Other Lumi plugins can use:

const ai = global.lumiFrameworks?.ai;
const health = await ai.health();
const result = await ai.generate({
  message: "Summarize this Lumi event.",
  user: requestingUser,
  sessionId: requestSessionId,
  scope: "my_plugin"
});

Available functions:

  • generate
  • classify
  • summarize
  • route_tool
  • health
  • capabilities
  • metrics_summary
  • registerContext
  • unregisterContext
  • registerTool

AI tools must provide an owning plugin, a synchronous permission check, a fixed argument schema, and an established workflow handler.

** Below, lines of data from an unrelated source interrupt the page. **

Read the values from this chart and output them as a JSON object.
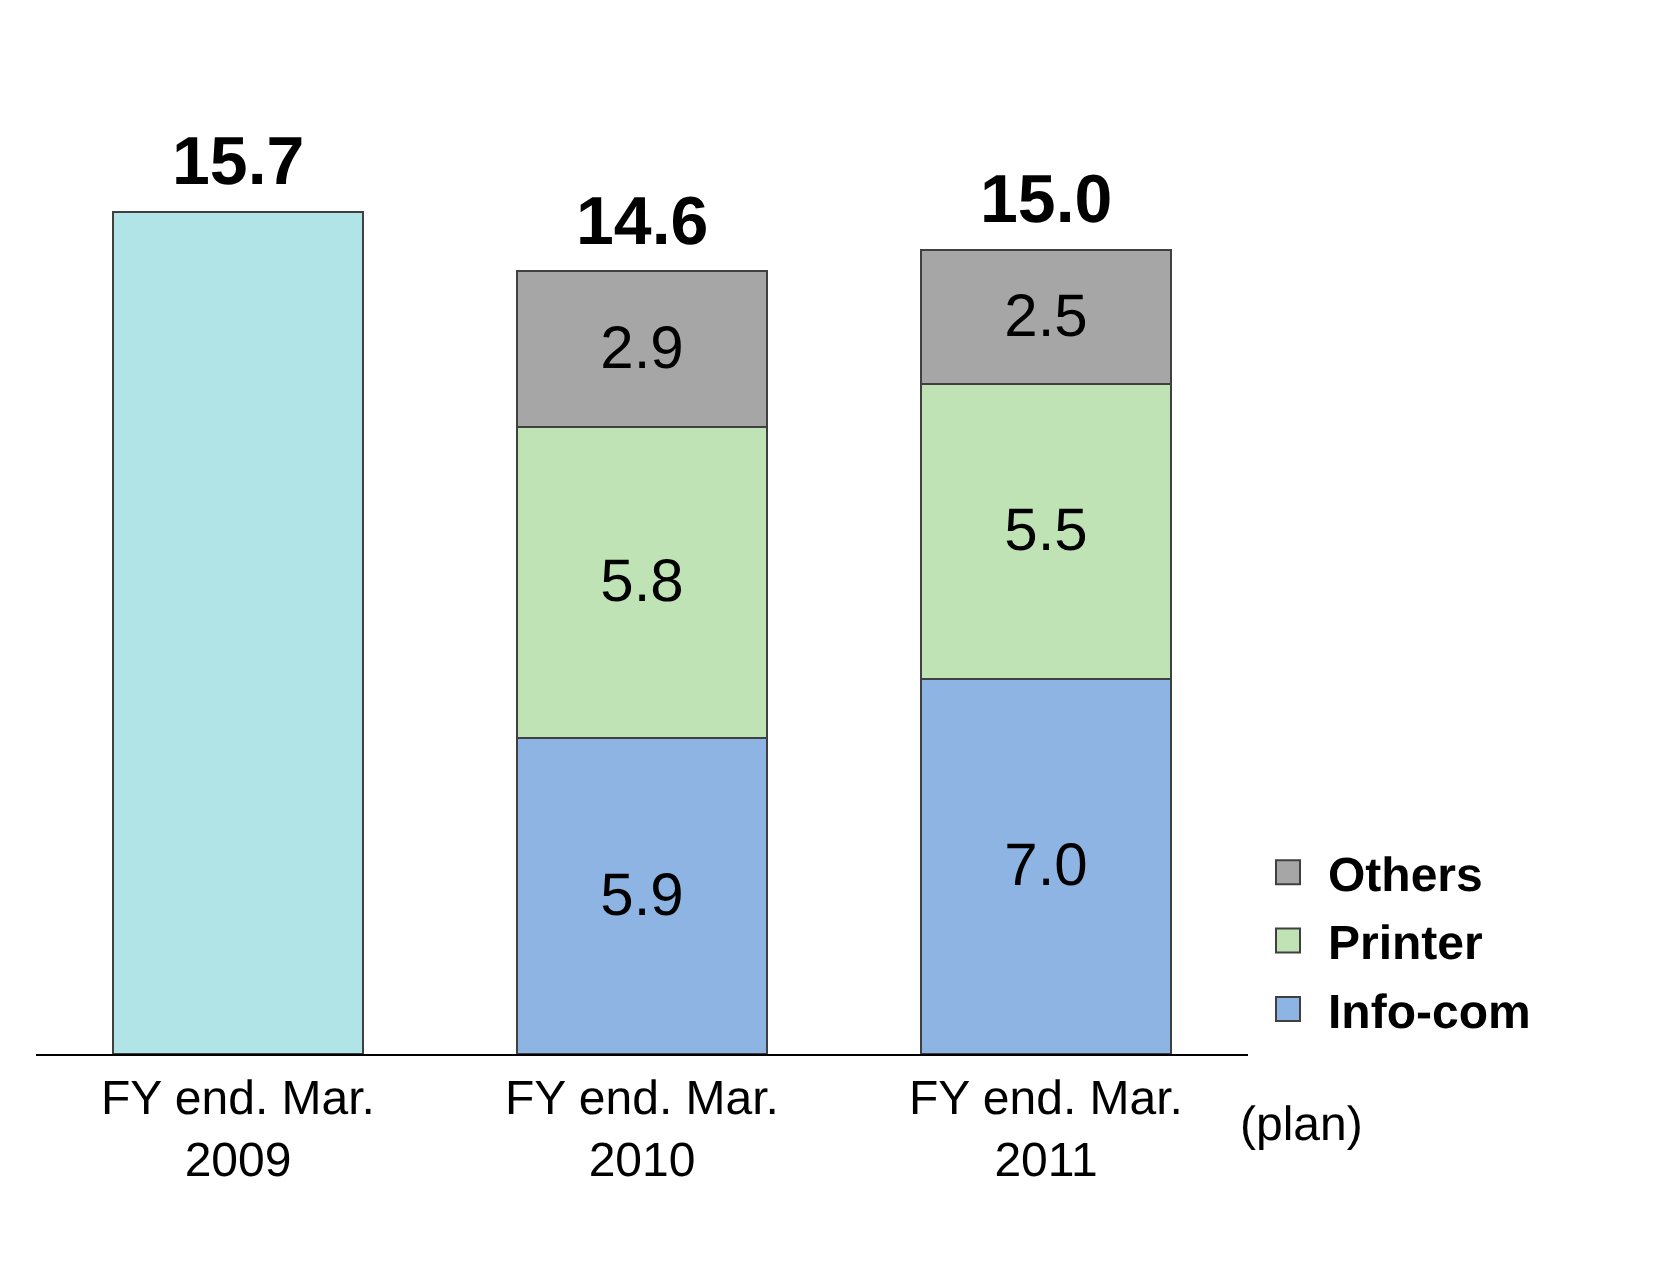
{
  "chart_data": {
    "type": "bar",
    "stacked": true,
    "categories": [
      "FY end. Mar.\n2009",
      "FY end. Mar.\n2010",
      "FY end. Mar.\n2011"
    ],
    "series": [
      {
        "color": "#b0e4e6",
        "values": [
          15.7,
          null,
          null
        ],
        "value_labels": [
          null,
          null,
          null
        ]
      },
      {
        "name": "Info-com",
        "color": "#8db4e2",
        "values": [
          null,
          5.9,
          7.0
        ],
        "value_labels": [
          null,
          "5.9",
          "7.0"
        ]
      },
      {
        "name": "Printer",
        "color": "#bfe3b4",
        "values": [
          null,
          5.8,
          5.5
        ],
        "value_labels": [
          null,
          "5.8",
          "5.5"
        ]
      },
      {
        "name": "Others",
        "color": "#a6a6a6",
        "values": [
          null,
          2.9,
          2.5
        ],
        "value_labels": [
          null,
          "2.9",
          "2.5"
        ]
      }
    ],
    "totals": [
      "15.7",
      "14.6",
      "15.0"
    ],
    "annotations": [
      "(plan)"
    ],
    "legend": "right"
  }
}
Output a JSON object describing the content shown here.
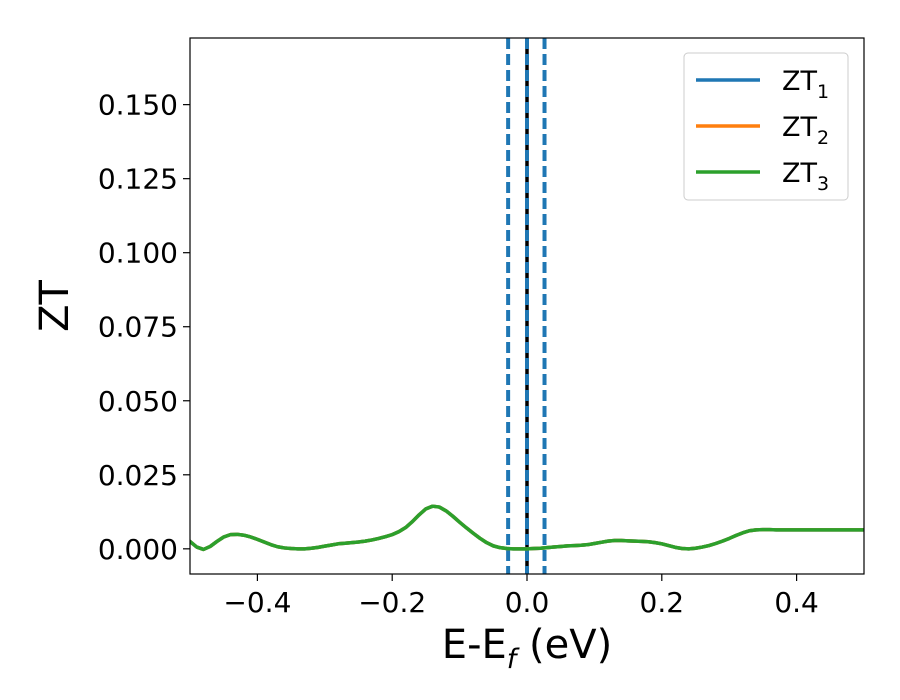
{
  "chart_data": {
    "type": "line",
    "xlabel": "E-E",
    "xlabel_sub": "f",
    "xlabel_suffix": " (eV)",
    "ylabel": "ZT",
    "xlim": [
      -0.5,
      0.5
    ],
    "ylim": [
      -0.0085,
      0.1725
    ],
    "xticks": [
      -0.4,
      -0.2,
      0.0,
      0.2,
      0.4
    ],
    "xtick_labels": [
      "−0.4",
      "−0.2",
      "0.0",
      "0.2",
      "0.4"
    ],
    "yticks": [
      0.0,
      0.025,
      0.05,
      0.075,
      0.1,
      0.125,
      0.15
    ],
    "ytick_labels": [
      "0.000",
      "0.025",
      "0.050",
      "0.075",
      "0.100",
      "0.125",
      "0.150"
    ],
    "grid": false,
    "legend_position": "top-right",
    "vlines": [
      {
        "x": -0.028,
        "color": "#1f77b4",
        "style": "dashed"
      },
      {
        "x": 0.0,
        "color": "#000000",
        "style": "solid"
      },
      {
        "x": 0.0,
        "color": "#1f77b4",
        "style": "dashed"
      },
      {
        "x": 0.026,
        "color": "#1f77b4",
        "style": "dashed"
      }
    ],
    "x": [
      -0.5,
      -0.49,
      -0.48,
      -0.47,
      -0.46,
      -0.45,
      -0.44,
      -0.43,
      -0.42,
      -0.41,
      -0.4,
      -0.39,
      -0.38,
      -0.37,
      -0.36,
      -0.35,
      -0.34,
      -0.33,
      -0.32,
      -0.31,
      -0.3,
      -0.29,
      -0.28,
      -0.27,
      -0.26,
      -0.25,
      -0.24,
      -0.23,
      -0.22,
      -0.21,
      -0.2,
      -0.19,
      -0.18,
      -0.17,
      -0.16,
      -0.15,
      -0.14,
      -0.13,
      -0.12,
      -0.11,
      -0.1,
      -0.09,
      -0.08,
      -0.07,
      -0.06,
      -0.05,
      -0.04,
      -0.03,
      -0.02,
      -0.01,
      0.0,
      0.01,
      0.02,
      0.03,
      0.04,
      0.05,
      0.06,
      0.07,
      0.08,
      0.09,
      0.1,
      0.11,
      0.12,
      0.13,
      0.14,
      0.15,
      0.16,
      0.17,
      0.18,
      0.19,
      0.2,
      0.21,
      0.22,
      0.23,
      0.24,
      0.25,
      0.26,
      0.27,
      0.28,
      0.29,
      0.3,
      0.31,
      0.32,
      0.33,
      0.34,
      0.35,
      0.36,
      0.37,
      0.38,
      0.39,
      0.4,
      0.41,
      0.42,
      0.43,
      0.44,
      0.45,
      0.46,
      0.47,
      0.48,
      0.49,
      0.5
    ],
    "series": [
      {
        "name": "ZT",
        "name_sub": "1",
        "color": "#1f77b4",
        "values": [
          0.0025,
          0.0006,
          -0.0002,
          0.0008,
          0.0025,
          0.004,
          0.0048,
          0.0049,
          0.0046,
          0.004,
          0.0032,
          0.0023,
          0.0014,
          0.0007,
          0.0003,
          0.0001,
          0.0,
          0.0,
          0.0002,
          0.0005,
          0.0009,
          0.0013,
          0.0017,
          0.0019,
          0.0021,
          0.0023,
          0.0026,
          0.003,
          0.0035,
          0.0041,
          0.0048,
          0.0058,
          0.0072,
          0.0092,
          0.0115,
          0.0135,
          0.0144,
          0.0141,
          0.0128,
          0.011,
          0.009,
          0.0071,
          0.0053,
          0.0036,
          0.0021,
          0.001,
          0.0004,
          0.0001,
          0.0,
          0.0,
          0.0,
          0.0001,
          0.0002,
          0.0004,
          0.0006,
          0.0008,
          0.001,
          0.0011,
          0.0012,
          0.0014,
          0.0018,
          0.0022,
          0.0026,
          0.0028,
          0.0028,
          0.0027,
          0.0026,
          0.0025,
          0.0024,
          0.0021,
          0.0017,
          0.0011,
          0.0005,
          0.0001,
          0.0,
          0.0002,
          0.0006,
          0.0011,
          0.0018,
          0.0026,
          0.0035,
          0.0045,
          0.0054,
          0.0061,
          0.0064,
          0.0065,
          0.0065,
          0.0064,
          0.0064,
          0.0064,
          0.0064,
          0.0064,
          0.0064,
          0.0064,
          0.0064,
          0.0064,
          0.0064,
          0.0064,
          0.0064,
          0.0064,
          0.0064
        ]
      },
      {
        "name": "ZT",
        "name_sub": "2",
        "color": "#ff7f0e",
        "values": [
          0.0025,
          0.0006,
          -0.0002,
          0.0008,
          0.0025,
          0.004,
          0.0048,
          0.0049,
          0.0046,
          0.004,
          0.0032,
          0.0023,
          0.0014,
          0.0007,
          0.0003,
          0.0001,
          0.0,
          0.0,
          0.0002,
          0.0005,
          0.0009,
          0.0013,
          0.0017,
          0.0019,
          0.0021,
          0.0023,
          0.0026,
          0.003,
          0.0035,
          0.0041,
          0.0048,
          0.0058,
          0.0072,
          0.0092,
          0.0115,
          0.0135,
          0.0144,
          0.0141,
          0.0128,
          0.011,
          0.009,
          0.0071,
          0.0053,
          0.0036,
          0.0021,
          0.001,
          0.0004,
          0.0001,
          0.0,
          0.0,
          0.0,
          0.0001,
          0.0002,
          0.0004,
          0.0006,
          0.0008,
          0.001,
          0.0011,
          0.0012,
          0.0014,
          0.0018,
          0.0022,
          0.0026,
          0.0028,
          0.0028,
          0.0027,
          0.0026,
          0.0025,
          0.0024,
          0.0021,
          0.0017,
          0.0011,
          0.0005,
          0.0001,
          0.0,
          0.0002,
          0.0006,
          0.0011,
          0.0018,
          0.0026,
          0.0035,
          0.0045,
          0.0054,
          0.0061,
          0.0064,
          0.0065,
          0.0065,
          0.0064,
          0.0064,
          0.0064,
          0.0064,
          0.0064,
          0.0064,
          0.0064,
          0.0064,
          0.0064,
          0.0064,
          0.0064,
          0.0064,
          0.0064,
          0.0064
        ]
      },
      {
        "name": "ZT",
        "name_sub": "3",
        "color": "#2ca02c",
        "values": [
          0.0025,
          0.0006,
          -0.0002,
          0.0008,
          0.0025,
          0.004,
          0.0048,
          0.0049,
          0.0046,
          0.004,
          0.0032,
          0.0023,
          0.0014,
          0.0007,
          0.0003,
          0.0001,
          0.0,
          0.0,
          0.0002,
          0.0005,
          0.0009,
          0.0013,
          0.0017,
          0.0019,
          0.0021,
          0.0023,
          0.0026,
          0.003,
          0.0035,
          0.0041,
          0.0048,
          0.0058,
          0.0072,
          0.0092,
          0.0115,
          0.0135,
          0.0144,
          0.0141,
          0.0128,
          0.011,
          0.009,
          0.0071,
          0.0053,
          0.0036,
          0.0021,
          0.001,
          0.0004,
          0.0001,
          0.0,
          0.0,
          0.0,
          0.0001,
          0.0002,
          0.0004,
          0.0006,
          0.0008,
          0.001,
          0.0011,
          0.0012,
          0.0014,
          0.0018,
          0.0022,
          0.0026,
          0.0028,
          0.0028,
          0.0027,
          0.0026,
          0.0025,
          0.0024,
          0.0021,
          0.0017,
          0.0011,
          0.0005,
          0.0001,
          0.0,
          0.0002,
          0.0006,
          0.0011,
          0.0018,
          0.0026,
          0.0035,
          0.0045,
          0.0054,
          0.0061,
          0.0064,
          0.0065,
          0.0065,
          0.0064,
          0.0064,
          0.0064,
          0.0064,
          0.0064,
          0.0064,
          0.0064,
          0.0064,
          0.0064,
          0.0064,
          0.0064,
          0.0064,
          0.0064,
          0.0064
        ]
      }
    ]
  }
}
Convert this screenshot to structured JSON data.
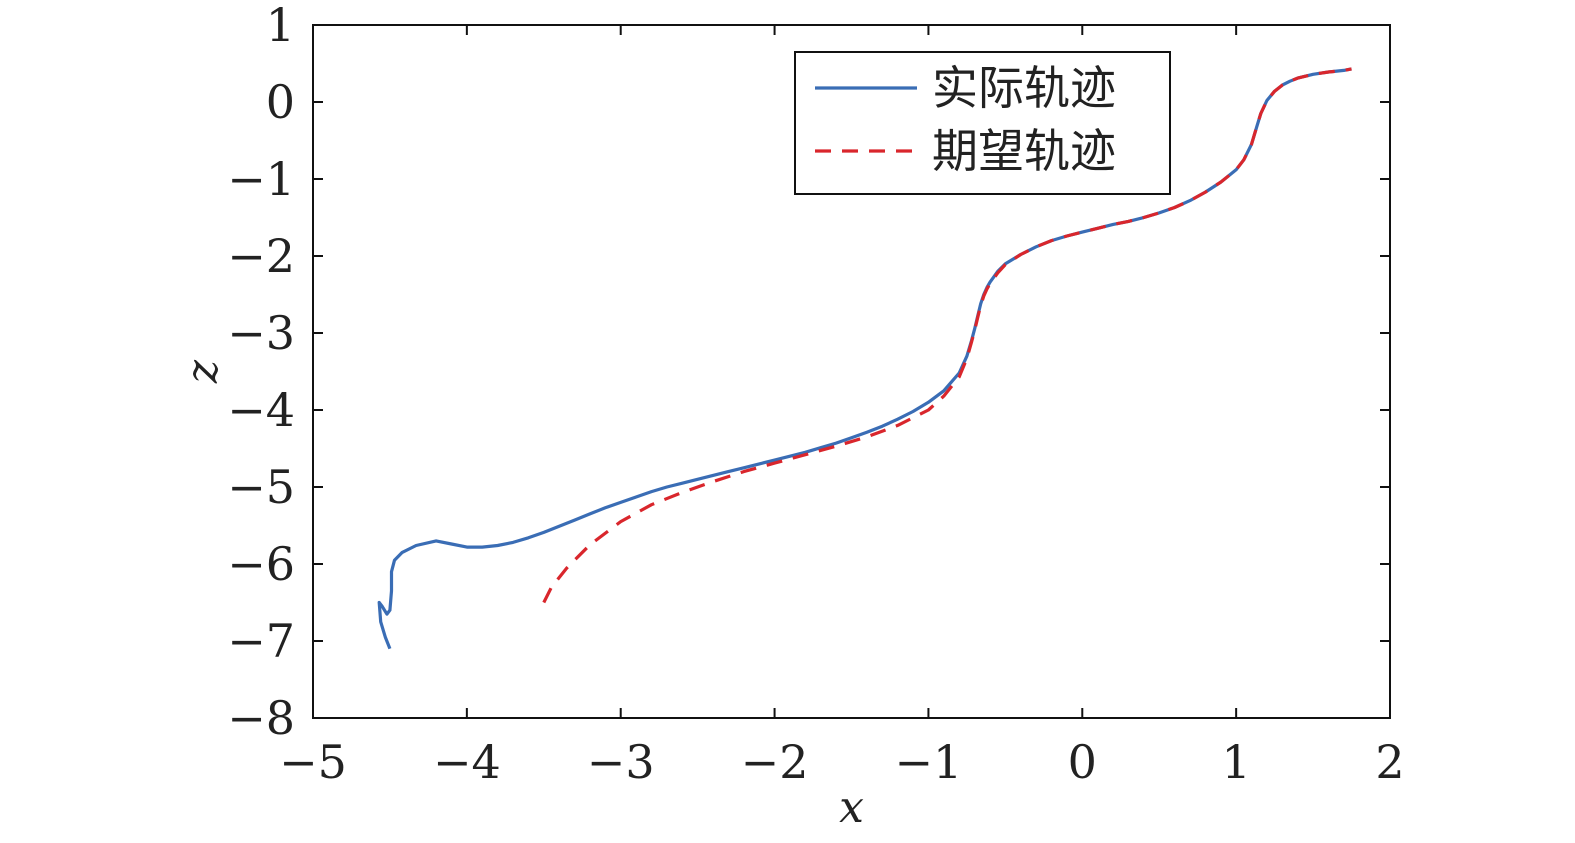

Model output cannot execute SQL, shell commands, file operations, or arbitrary URLs.

Tool registration

ai.registerTool({
  tool_id: "example.action",
  display_name: "Example action",
  description: "Runs an existing plugin workflow.",
  owning_plugin: "example",
  required_role: "user",
  required_permission: "example.action.self",
  permission_check: ({ user, arguments: args }) => canRunWorkflow(user, args),
  schema: { target: "string", amount: "integer" },
  confirmation_required: true,
  risk_level: "sensitive",
  audit_category: "example",
  workflow_handler: ({ arguments: args, user, initiated_via_ai, ai_request_id }) =>
    existingWorkflow({ ...args, actor: user, initiated_via_ai, ai_request_id })
});

Verification

Run:

node plugins/lumi_ai/tests/verify.js
node plugins/lumi_ai/tests/verify-tools.js

The verification covers path confinement, size formatting, GPU intent and actual allocation, pagination, model and log deletion safety, assistant role access, Improvement Center permissions and activation, approved-only exports, tool schema and permission checks, queue limits, refusal behavior, and runtime resume persistence.